There are surprises, too- completely on accident, he spends a raucous six days with Dr. Weir, just before she goes off to Atlantis. Lorne is more than a little sad to see her go, for reasons that have nothing to do with her command abilities.
He avoids ever having to use the Receptor-in-residence's services, which is the way he likes it. Every time he thinks about it, all he can see is Mrs. Langston's sad, tired eyes. He'd rather be reduced to groping people in the hallway than contribute to that.
Until.
And everybody's got a story about the weird planet that made them do it. It's almost a matter of pride, like you're not really a member of the SGC until it happens to your team. And except for that time SG-16 accidentally had an orgy, every one of these stories ends the same way- everybody pairs off, and if anybody's left over, they go tear-assing into the gateroom like a crazy person, occasionally without any clothes on.
Lorne turns out to be the crazy person of SG-11.
About an hour into being stuck in this ridiculous hellhole of a planet, Lorne starts to realize what makes the crazy person crazy. He's keeping the natives back and convincing Ritter and Woeste not to wander off into the bushes and trying to explain what's happening, both to the locals and Command- and for the gods' sake, he's a geological engineer, not a babysitter. He isn't paid nearly enough for this shit.

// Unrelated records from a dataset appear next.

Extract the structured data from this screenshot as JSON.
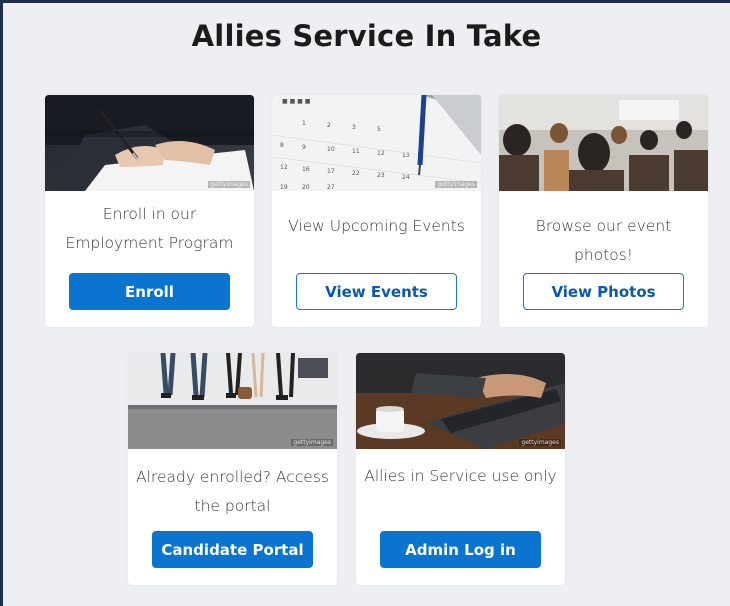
{
  "page": {
    "title": "Allies Service In Take"
  },
  "colors": {
    "primary": "#0a74cf",
    "background": "#edeff2",
    "border": "#1f2f4f"
  },
  "cards": [
    {
      "image": "signing-document-photo",
      "watermark": "gettyimages",
      "text": "Enroll in our Employment Program",
      "button": "Enroll",
      "button_style": "solid"
    },
    {
      "image": "calendar-pen-photo",
      "watermark": "gettyimages",
      "text": "View Upcoming Events",
      "button": "View Events",
      "button_style": "outline"
    },
    {
      "image": "audience-seminar-photo",
      "watermark": "",
      "text": "Browse our event photos!",
      "button": "View Photos",
      "button_style": "outline"
    },
    {
      "image": "people-waiting-chairs-photo",
      "watermark": "gettyimages",
      "text": "Already enrolled? Access the portal",
      "button": "Candidate Portal",
      "button_style": "solid"
    },
    {
      "image": "laptop-coffee-photo",
      "watermark": "gettyimages",
      "text": "Allies in Service use only",
      "button": "Admin Log in",
      "button_style": "solid"
    }
  ]
}
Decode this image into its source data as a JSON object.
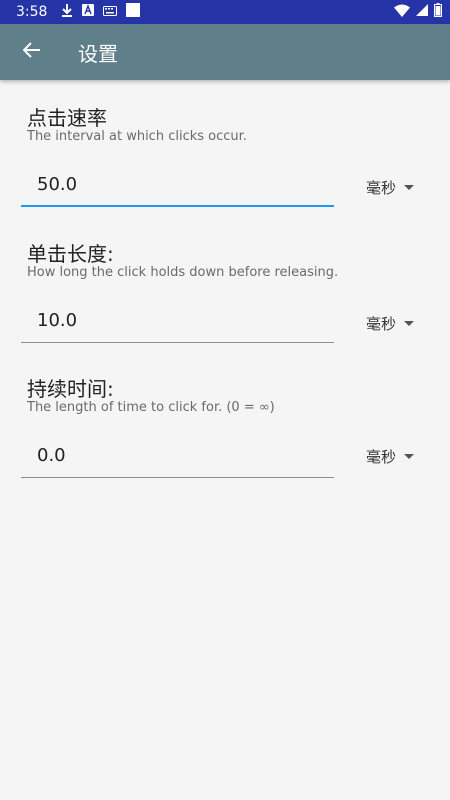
{
  "status_bar": {
    "time": "3:58"
  },
  "app_bar": {
    "title": "设置"
  },
  "settings": [
    {
      "label": "点击速率",
      "description": "The interval at which clicks occur.",
      "value": "50.0",
      "unit": "毫秒",
      "focused": true
    },
    {
      "label": "单击长度:",
      "description": "How long the click holds down before releasing.",
      "value": "10.0",
      "unit": "毫秒",
      "focused": false
    },
    {
      "label": "持续时间:",
      "description": "The length of time to click for. (0 = ∞)",
      "value": "0.0",
      "unit": "毫秒",
      "focused": false
    }
  ],
  "colors": {
    "status_bar": "#2535a8",
    "app_bar": "#5f7f8a",
    "accent": "#2196f3",
    "background": "#f5f5f5"
  }
}
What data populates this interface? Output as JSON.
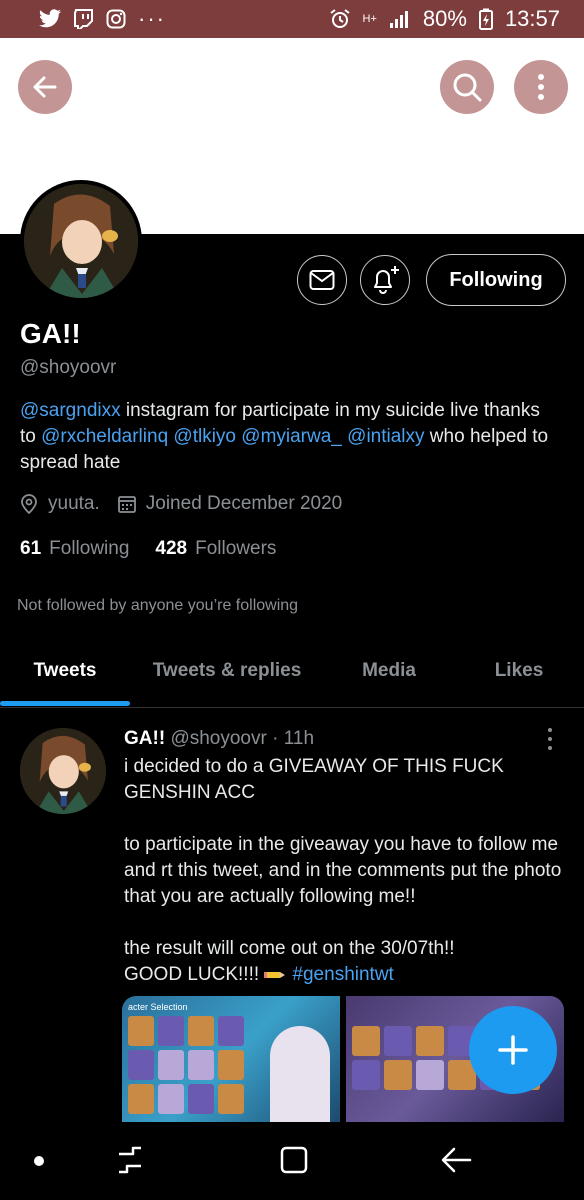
{
  "status_bar": {
    "icons_left": [
      "twitter-icon",
      "twitch-icon",
      "instagram-icon"
    ],
    "more": "···",
    "network": "H+",
    "battery": "80%",
    "time": "13:57"
  },
  "profile": {
    "name": "GA!!",
    "handle": "@shoyoovr",
    "bio_parts": {
      "mention1": "@sargndixx",
      "text1": " instagram for participate in my suicide live thanks to ",
      "mention2": "@rxcheldarlinq",
      "sep1": " ",
      "mention3": "@tlkiyo",
      "sep2": " ",
      "mention4": "@myiarwa_",
      "sep3": " ",
      "mention5": "@intialxy",
      "text2": " who helped to spread hate"
    },
    "location": "yuuta.",
    "joined": "Joined December 2020",
    "following_count": "61",
    "following_label": "Following",
    "followers_count": "428",
    "followers_label": "Followers",
    "not_followed": "Not followed by anyone you’re following",
    "follow_button": "Following"
  },
  "tabs": [
    "Tweets",
    "Tweets & replies",
    "Media",
    "Likes"
  ],
  "tweet": {
    "name": "GA!!",
    "handle": "@shoyoovr",
    "sep": " · ",
    "time": "11h",
    "text": "i decided to do a GIVEAWAY OF THIS FUCK GENSHIN ACC\n\nto participate in the giveaway you have to follow me and rt this tweet, and in the comments put the photo that you are actually following me!!\n\n the result will come out on the 30/07th!!\n GOOD LUCK!!!! ",
    "hashtag": "#genshintwt",
    "media1_label": "acter Selection"
  },
  "colors": {
    "accent": "#1d9bf0",
    "status_bar": "#7d3d3d",
    "header_buttons": "#c49595"
  }
}
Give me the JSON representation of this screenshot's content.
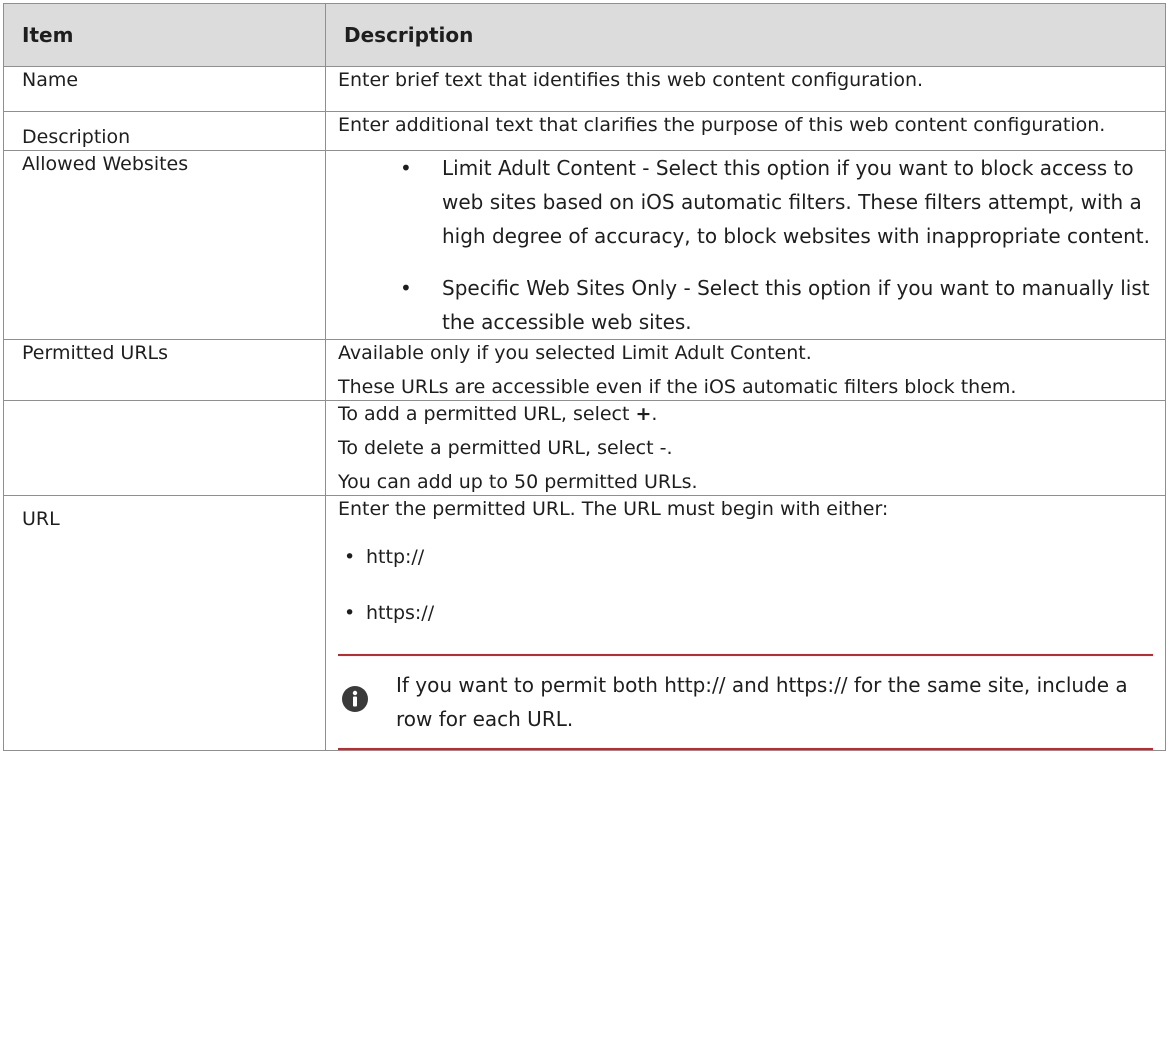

Coupled with the ache in his head that makes him feel more like it's day four and not hour one, he's pathetically grateful when they're finally cleared to come back through.
Except that Woeste and Ritter really have wandered off into the bushes, and he can't even find the rest of his team, and his head is fucking pounding. One of the native women, desperately trying to help these weird people who've just come to their planet and gone insane for no reason at all, keeps touching his arm, his hand, his neck- if she does it one more time, Lorne is going to lose his shit completely, and if he loses it and rapes some woman who has no idea what's going on, he's going to just put his Beretta in his mouth and that's going to be that- but Lucast is dragging Peters back through the gate- the woman is touching his arm again- Lorne shoves her away and takes off at a run for the event horizon-
And he runs, full tilt, into Dr. McKay, bowling them both over.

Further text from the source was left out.